More recent American history collides with crime head-on in T.J. English’s The Savage City (Morrow, 2011; Morrow paperback, Apr. 2012) with a new afterword. Dirty cops and black militants in 1960s and ’70s New York City battle in a city of racial violence, and English structures his tale as a gritty police procedural, full of period details and tidbits from the gruesome “Career Girl Murders.” Of course, English is no stranger to violence on the page, having written three earlier mob-themed books (two on the Irish mob in New York and one on the Italian-American mob in Cuba). Also accustomed to particularly grisly subject matter is Harold Schechter, and his Psycho USA (Ballantine, Aug.) introduces readers to, as the subtitle promises, Famous American Killers You’ve Never Heard Of. One of the best-known names in true crime writing, Schechter has penned more than 30 books, many of them historical as well as titles like The A to Z Encyclopedia of Serial Killers and The Whole Death Catalog: A Lively Guide to the Bitter End.

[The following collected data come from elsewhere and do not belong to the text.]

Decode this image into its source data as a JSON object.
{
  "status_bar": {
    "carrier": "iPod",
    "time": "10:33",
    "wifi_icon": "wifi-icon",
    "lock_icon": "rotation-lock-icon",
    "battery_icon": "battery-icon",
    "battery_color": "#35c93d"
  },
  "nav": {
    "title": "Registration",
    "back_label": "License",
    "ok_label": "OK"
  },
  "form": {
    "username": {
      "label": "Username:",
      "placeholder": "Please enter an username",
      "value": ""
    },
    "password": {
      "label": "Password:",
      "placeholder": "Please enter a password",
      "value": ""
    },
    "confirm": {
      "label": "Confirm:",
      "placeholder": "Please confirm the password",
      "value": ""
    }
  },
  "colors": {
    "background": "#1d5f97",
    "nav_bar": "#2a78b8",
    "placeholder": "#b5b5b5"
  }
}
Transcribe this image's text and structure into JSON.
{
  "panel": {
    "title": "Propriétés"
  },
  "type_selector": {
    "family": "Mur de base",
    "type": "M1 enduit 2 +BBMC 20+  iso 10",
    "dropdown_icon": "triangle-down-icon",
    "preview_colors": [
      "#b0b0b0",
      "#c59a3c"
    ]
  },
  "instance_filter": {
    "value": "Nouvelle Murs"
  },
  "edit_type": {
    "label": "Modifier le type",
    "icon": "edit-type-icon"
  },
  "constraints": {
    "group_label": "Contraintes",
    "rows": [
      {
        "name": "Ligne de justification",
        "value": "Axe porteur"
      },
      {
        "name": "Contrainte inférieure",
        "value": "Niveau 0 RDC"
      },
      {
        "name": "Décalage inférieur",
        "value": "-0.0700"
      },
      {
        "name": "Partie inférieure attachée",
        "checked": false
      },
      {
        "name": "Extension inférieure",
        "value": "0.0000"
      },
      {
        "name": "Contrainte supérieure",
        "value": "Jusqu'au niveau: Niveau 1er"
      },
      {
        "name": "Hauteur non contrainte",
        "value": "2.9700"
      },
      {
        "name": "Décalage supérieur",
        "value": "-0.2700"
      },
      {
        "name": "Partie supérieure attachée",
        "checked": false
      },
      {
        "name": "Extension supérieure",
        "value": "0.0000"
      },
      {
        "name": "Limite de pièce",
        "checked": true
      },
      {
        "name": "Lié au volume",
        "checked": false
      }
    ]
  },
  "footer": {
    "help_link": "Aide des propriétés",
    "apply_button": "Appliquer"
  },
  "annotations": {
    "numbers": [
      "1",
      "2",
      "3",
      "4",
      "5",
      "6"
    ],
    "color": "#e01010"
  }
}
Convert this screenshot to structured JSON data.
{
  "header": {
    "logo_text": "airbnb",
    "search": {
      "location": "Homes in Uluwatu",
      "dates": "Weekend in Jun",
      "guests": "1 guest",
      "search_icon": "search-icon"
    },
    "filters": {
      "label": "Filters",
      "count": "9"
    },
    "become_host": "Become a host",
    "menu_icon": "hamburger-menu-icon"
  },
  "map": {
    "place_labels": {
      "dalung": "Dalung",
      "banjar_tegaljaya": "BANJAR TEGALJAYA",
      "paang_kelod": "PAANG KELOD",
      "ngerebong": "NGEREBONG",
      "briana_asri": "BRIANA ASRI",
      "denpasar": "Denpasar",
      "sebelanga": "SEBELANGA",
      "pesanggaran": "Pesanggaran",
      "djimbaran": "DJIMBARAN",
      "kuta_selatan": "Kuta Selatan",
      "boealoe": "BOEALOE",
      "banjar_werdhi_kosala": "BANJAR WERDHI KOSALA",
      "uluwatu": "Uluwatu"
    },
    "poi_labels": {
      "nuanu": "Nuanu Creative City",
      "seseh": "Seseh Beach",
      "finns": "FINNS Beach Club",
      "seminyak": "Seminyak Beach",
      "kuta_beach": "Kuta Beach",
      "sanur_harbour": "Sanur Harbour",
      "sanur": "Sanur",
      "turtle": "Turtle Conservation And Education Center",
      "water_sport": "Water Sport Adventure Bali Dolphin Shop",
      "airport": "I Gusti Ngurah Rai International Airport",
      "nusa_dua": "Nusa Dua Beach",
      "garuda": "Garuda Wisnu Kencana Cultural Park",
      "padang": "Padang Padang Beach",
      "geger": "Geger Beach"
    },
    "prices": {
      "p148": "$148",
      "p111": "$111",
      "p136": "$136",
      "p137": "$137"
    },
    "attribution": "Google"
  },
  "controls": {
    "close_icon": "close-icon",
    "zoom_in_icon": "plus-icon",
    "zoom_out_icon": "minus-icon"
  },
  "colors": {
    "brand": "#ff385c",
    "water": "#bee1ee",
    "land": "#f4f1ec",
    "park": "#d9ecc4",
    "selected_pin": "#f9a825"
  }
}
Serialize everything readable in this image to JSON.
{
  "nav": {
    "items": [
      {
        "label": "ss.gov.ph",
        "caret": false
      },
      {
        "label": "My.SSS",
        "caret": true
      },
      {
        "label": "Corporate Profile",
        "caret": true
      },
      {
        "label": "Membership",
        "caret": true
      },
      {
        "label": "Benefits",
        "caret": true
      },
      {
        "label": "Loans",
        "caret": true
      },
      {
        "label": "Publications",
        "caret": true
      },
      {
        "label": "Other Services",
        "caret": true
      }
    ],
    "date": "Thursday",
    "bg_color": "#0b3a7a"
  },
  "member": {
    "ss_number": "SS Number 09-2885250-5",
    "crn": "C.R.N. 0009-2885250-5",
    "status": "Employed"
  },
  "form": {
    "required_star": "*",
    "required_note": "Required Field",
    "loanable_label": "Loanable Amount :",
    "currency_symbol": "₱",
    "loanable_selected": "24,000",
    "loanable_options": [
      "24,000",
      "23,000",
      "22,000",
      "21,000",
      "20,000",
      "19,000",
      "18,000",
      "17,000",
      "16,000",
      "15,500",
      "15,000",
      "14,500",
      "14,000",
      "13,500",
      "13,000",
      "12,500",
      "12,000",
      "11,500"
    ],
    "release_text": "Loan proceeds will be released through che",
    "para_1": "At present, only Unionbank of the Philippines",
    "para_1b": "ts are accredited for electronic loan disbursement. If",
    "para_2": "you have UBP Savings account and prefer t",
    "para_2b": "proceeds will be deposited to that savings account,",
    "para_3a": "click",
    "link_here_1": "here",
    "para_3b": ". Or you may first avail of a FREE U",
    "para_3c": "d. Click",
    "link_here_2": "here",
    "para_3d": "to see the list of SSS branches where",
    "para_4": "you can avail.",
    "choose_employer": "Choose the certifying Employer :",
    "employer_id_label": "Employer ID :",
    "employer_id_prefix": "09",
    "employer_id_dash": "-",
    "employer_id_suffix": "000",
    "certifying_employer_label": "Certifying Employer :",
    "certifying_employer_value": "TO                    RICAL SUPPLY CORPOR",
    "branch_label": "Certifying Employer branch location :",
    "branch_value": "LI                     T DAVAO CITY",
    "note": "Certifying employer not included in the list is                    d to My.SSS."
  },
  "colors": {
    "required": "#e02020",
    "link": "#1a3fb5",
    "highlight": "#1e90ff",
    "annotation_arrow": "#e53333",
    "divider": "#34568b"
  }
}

Whether one is writing fiction or nonfiction, the goal is to tell a story. Sometimes those stories are true and sometimes they’re imagined. A crime can hook a reader, pull you along for whatever ride the writer has in store. But the crime can also hook a writer. This is all it took for Capote to take a second look at the New York Times’s headline: “Wealthy Farmer, 3 of Family Slain.” Nothing sensational, just a few paragraphs. “Murder remains the most extreme human act,” says East. “On the level of narrative, that’s hard to top. It’s all in the telling, though. You can have a riveting story, full of well-researched history, but it can still come off as utterly sensational, even if the crimes that are described are over a century old.” In the end, it’s not the crime or where a book about that crime will end up on a shelf that counts, as Richard Lloyd Parry underscores. “What interests me is the job a writer is doing, how he or she handles plot, character, pace, and above all language—not an artificial system of classification.”